As Catholics, these trends should seriously concern us. We do not believe that marriage can be made obsolete over time. Instead, we believe that marriage is the fulfillment of God’s creation of humanity as male and female. As Jesus said to the Pharisees, “From the beginning of creation, ‘God made them male and female.’ ‘For this reason a man shall leave his father and mother and be joined to his wife, and the two shall become one flesh.’ So they are no longer two but one flesh. What therefore God has joined together, let not man put asunder.” (Mk 10:6-9) Marriage is not merely a social construct that can be dispensed with when inconvenient or unpopular, but the fulfillment “of the absolute and unfailing love with which God loves man.” (CCC 1604)
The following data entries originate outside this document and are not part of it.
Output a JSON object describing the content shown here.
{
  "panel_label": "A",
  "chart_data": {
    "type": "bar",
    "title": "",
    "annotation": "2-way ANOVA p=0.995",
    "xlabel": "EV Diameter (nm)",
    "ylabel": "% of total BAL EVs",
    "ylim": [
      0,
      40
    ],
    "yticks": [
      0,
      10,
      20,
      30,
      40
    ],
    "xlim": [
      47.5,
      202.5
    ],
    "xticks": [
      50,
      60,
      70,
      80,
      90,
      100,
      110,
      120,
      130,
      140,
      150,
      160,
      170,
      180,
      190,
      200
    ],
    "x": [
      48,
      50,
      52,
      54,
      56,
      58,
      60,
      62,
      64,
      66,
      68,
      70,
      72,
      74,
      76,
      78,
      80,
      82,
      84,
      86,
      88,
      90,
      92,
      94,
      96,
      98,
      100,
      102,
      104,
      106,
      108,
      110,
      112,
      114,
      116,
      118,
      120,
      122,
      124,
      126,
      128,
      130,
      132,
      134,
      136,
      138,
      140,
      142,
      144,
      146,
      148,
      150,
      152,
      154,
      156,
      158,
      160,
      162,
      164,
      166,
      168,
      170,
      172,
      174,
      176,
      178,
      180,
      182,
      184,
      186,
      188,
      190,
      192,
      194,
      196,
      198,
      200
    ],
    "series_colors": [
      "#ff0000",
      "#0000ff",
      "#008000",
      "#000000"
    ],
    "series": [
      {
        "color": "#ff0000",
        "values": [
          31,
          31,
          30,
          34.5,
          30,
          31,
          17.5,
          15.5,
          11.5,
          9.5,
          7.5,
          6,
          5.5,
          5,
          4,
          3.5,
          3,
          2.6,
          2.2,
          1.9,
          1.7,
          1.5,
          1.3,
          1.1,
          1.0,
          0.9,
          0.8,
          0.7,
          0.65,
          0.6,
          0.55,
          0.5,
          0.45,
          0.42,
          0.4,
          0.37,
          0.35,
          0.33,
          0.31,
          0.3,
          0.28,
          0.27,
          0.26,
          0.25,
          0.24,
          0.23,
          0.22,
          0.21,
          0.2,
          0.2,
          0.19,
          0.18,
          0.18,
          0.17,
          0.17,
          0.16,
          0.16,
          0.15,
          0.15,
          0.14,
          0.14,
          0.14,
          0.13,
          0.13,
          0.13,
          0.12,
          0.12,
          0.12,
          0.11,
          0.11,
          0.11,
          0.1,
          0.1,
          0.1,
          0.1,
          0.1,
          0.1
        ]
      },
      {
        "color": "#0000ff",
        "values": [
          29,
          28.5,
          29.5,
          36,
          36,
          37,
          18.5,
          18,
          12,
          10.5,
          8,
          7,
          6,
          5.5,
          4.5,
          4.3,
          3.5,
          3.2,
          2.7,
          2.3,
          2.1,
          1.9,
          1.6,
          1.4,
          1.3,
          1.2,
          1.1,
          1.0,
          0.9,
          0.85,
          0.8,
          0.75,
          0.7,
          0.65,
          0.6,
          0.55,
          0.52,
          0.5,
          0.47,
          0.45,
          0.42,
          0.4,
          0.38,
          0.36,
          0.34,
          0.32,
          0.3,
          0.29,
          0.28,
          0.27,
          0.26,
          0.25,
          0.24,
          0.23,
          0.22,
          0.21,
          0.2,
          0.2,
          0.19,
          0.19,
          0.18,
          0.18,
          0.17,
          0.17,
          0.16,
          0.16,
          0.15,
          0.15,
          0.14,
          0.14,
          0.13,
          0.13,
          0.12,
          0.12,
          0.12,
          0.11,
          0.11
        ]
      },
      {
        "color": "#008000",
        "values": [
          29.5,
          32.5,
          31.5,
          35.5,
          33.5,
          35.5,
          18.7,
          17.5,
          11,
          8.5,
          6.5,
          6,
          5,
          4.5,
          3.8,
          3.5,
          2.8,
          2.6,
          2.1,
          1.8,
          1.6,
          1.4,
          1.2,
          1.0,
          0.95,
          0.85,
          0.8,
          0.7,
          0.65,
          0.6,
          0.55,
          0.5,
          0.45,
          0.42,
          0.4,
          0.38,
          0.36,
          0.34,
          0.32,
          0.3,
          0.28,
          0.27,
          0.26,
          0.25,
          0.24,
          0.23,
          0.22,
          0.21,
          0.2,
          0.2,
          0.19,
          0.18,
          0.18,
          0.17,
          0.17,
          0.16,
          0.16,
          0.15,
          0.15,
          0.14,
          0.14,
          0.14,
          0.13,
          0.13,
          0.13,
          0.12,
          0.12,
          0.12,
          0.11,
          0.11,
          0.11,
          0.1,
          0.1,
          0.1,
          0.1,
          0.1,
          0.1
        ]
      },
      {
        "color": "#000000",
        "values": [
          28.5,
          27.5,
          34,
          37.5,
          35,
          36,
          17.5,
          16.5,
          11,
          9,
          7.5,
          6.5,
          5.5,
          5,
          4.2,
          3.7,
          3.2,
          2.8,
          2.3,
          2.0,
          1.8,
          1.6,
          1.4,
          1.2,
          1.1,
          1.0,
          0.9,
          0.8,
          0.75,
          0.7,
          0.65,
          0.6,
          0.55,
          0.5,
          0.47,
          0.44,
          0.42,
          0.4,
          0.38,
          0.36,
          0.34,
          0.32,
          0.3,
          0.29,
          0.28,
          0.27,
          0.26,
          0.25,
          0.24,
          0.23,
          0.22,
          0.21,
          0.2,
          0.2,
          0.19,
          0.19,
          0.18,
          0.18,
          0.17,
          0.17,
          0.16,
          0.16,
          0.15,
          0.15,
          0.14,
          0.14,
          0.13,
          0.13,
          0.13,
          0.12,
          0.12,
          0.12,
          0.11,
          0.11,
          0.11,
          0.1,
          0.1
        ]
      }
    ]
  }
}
As the Second Vatican Council put it in Gaudium et Spes (Pastoral Constitution on the Church in the Modern World), “The intimate community of life and love which constitutes the married state has been established by the Creator and endowed by him with its own proper laws…. God himself is the author of marriage.” (GS 48, as quoted in CCC 1603) Look at that last sentence again: “God himself is the author of marriage.” Marriage is not something granted by the government to be changed according to legislative whims. Marriage is not something grounded in an outmoded cultural context that can be disposed without concern. Marriage was established by God for our good and the good of society: “The well-being of the individual person and of both human and Christian society is closely bound up with the healthy state of conjugal and family life.” (GS 47, as quoted in CCC 1603)
What does all this mean for us as Christians in general, and Catholics specifically? First, those who are called to the married state need to live their marriages according to God’s will and out of true concern for the well-being and salvation of their spouse. Second, those of us who are not called to married life need to support and defend the marriages of our parishioners, family members, and friends. Finally, all Christians need to stand up and defend the divine institution of marriage against cultural attacks, including the ready availability of divorce, so-called gay “marriage”, and high levels of cohabitation, among other threats. I strongly encourage all Catholics to read, reflect, and pray over the Catechism of the Catholic Church’s section on the Sacrament of Matrimony, starting with paragraph 1601, and continuing through to paragraph 1666.
Looking at the results of the Pew survey, I don’t think it’s hyperbole to say that the United States is in serious trouble.